Vibration analysis is often used to detect potential faults in rotating machinery and structures (e.g., bridges, turbine blades) by evaluating velocity or acceleration data measured from inherent vibrations in the machine or structure of interest.
In one nondestructive testing engagement, SFL Scientific utilized 100,000 vibration-testing samples of velocity data that were synthetically generated to build a model for predicting risk scores for shaft misalignment (SM) in machinery. Besides SM fault, varying amounts of other irrelevant faults were also present in the synthetic dataset. The inclusion of these additional irrelevant faults enabled further investigation into the model performance in the presence of more than one fault. The end goal was to have a model that could extrapolate well to real-world data despite having insufficient real-world data for model building.
Each data sample was a velocity-time series (Exhibit 1A). Feature engineering on each time series was performed to create input variables for the model. Features included variables from the time series distribution, the frequency-transformed distribution (Exhibit 1B), and information related to the rotating machinery component. Exhibit 3. (A) Example velocity data (B) Frequency spectrum of the example velocity data
After feature engineering, each model was built using a portion of the synthetic dataset allocated for training (Exhibit 3). Different model iterations were explored by training different selections of possible features.
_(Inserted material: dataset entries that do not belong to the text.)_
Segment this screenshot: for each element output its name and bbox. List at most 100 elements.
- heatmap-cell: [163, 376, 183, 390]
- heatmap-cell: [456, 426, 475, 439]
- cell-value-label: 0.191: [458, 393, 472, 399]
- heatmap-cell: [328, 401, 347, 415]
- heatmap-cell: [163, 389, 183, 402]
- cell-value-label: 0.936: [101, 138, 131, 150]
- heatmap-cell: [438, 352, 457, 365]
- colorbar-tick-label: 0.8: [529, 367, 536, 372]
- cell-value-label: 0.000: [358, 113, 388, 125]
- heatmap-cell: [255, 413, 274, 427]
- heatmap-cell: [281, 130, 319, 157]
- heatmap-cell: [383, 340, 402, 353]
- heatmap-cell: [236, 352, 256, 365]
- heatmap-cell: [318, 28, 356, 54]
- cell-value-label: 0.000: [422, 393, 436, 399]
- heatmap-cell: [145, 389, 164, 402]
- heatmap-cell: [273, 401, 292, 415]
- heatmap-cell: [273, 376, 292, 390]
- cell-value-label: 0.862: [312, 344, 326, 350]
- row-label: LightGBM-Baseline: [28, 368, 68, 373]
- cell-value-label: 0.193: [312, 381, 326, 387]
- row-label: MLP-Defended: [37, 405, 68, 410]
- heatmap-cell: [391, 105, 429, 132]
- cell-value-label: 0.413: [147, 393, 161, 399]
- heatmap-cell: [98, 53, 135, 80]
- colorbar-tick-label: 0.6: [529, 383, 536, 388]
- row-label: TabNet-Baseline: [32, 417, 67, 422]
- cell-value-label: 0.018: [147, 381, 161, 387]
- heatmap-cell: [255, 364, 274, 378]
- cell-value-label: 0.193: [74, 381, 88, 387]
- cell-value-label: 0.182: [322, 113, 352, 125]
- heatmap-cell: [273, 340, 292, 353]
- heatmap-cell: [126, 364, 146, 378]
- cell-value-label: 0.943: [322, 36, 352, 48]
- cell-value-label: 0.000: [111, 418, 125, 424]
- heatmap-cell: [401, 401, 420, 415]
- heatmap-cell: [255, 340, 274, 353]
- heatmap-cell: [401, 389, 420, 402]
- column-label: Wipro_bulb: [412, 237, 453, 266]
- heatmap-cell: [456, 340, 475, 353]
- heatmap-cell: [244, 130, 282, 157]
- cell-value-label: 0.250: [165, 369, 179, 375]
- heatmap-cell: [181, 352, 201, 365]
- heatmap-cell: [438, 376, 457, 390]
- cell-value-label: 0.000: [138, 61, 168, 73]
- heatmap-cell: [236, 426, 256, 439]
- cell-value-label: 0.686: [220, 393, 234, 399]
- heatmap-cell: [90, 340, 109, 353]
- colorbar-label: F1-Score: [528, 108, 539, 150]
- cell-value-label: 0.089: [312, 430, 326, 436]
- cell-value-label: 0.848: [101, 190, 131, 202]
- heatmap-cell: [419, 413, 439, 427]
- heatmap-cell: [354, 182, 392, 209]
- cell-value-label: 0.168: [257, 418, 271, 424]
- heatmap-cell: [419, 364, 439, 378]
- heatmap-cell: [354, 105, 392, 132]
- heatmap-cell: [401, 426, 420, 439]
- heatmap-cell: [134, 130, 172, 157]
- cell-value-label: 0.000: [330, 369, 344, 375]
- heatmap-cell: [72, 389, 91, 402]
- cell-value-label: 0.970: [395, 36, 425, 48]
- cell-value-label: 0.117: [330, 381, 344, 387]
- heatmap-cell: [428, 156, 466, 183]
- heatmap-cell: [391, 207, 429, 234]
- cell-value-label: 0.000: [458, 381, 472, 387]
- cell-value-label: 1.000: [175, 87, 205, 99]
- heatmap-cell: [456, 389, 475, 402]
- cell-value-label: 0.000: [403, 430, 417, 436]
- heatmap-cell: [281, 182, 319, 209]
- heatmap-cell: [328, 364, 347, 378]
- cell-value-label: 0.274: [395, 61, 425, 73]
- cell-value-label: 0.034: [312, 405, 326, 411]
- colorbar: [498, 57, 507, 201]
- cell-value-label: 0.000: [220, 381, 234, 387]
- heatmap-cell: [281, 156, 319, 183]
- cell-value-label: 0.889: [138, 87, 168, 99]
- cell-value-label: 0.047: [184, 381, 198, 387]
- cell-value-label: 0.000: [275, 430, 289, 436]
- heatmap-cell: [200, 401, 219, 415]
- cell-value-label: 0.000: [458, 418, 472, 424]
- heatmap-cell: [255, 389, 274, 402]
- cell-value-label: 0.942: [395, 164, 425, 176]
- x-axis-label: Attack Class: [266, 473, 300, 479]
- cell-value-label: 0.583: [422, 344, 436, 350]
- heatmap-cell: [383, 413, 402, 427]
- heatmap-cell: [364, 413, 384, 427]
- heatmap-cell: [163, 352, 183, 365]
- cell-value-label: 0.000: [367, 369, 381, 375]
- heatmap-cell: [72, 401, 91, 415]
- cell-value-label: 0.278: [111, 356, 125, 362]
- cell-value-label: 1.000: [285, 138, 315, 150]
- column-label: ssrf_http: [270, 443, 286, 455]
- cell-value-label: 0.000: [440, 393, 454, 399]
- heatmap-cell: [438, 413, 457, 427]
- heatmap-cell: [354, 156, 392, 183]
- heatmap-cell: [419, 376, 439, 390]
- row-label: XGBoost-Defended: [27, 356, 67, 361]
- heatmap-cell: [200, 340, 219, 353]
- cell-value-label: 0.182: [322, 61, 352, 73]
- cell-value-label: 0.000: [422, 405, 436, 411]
Importantly, the goal is to achieve robust performance even when the model is used on real-world data. Specifically, while the synthetic data may be based on some known aspects of the fault characteristics, this is not exhaustive and can sometimes inadvertently include nuances different from real data which are erroneously taken into account by the model during the training. After some in-depth comparisons of the different models, it was determined that generalizability to real data is improved by adding extra feature normalization steps and excluding features related to partial autocorrelation and peak measures. The latter features are identified as highly vulnerable to dynamic aspects of real-world data that often vary depending on data collection choices, such as the sampling rate.
The model outputs risk scores indicating the probability between 0 and 1 that a SM fault is present. Using a threshold (default threshold value= 0.5), binary classification labels can be derived, in which samples with predicted risk scores above the threshold are labeled as having SM fault present. These predicted binary labels can be compared against the true labels to quantify performance. Model performance was evaluated using ROC AUC, which estimates the amount of tradeoff between the true and false positive rates over all possible classification thresholds, and ranges from 0 indicating poor tradeoff to 1 indicating best possible tradeoff. The ROC AUC of the model on the synthetic data was 0.93, indicating an optimal tradeoff between true and false positives. When the subset of the testing dataset where only SM fault is present was used, the model resulted in a ROC AUC value of 0.97, indicating even better performance when no other fault types were present (Exhibit 2).
20 samples of real data were also provided to estimate model performance in the real world. Unsurprisingly, model performance using the real data was lower but still well above the baseline resulting in a ROC AUC score of 0.71 (Exhibit 2).
Finally, feature rankings can be derived from each model, allowing examination of how different features might contribute differently to prediction (Exhibit 3).
|Model||Test dataset||ROC AUC|
|Final Model||Synthetic data (N=15,000)||0.93|
|Final Model||Synthetic data subset with only SM fault (N = 1000)||0.97|
|Final Model||Synthetic data subset with at least one other fault type (N = 14,000)||0.84|
|Final Model||Real data (N = 20)||0.71|
Exhibit 2. Overall model results.
This use case example provides a real life scenario of leveraging machine learning for vibration analyses in nondestructive testing. Importantly, it not only saves time, effort, and money, it also relinquishes the dependency on explicit knowledge of how faults are identified as needed in manual analyses. This is especially important given the many ways different faults can manifest in the vibration data.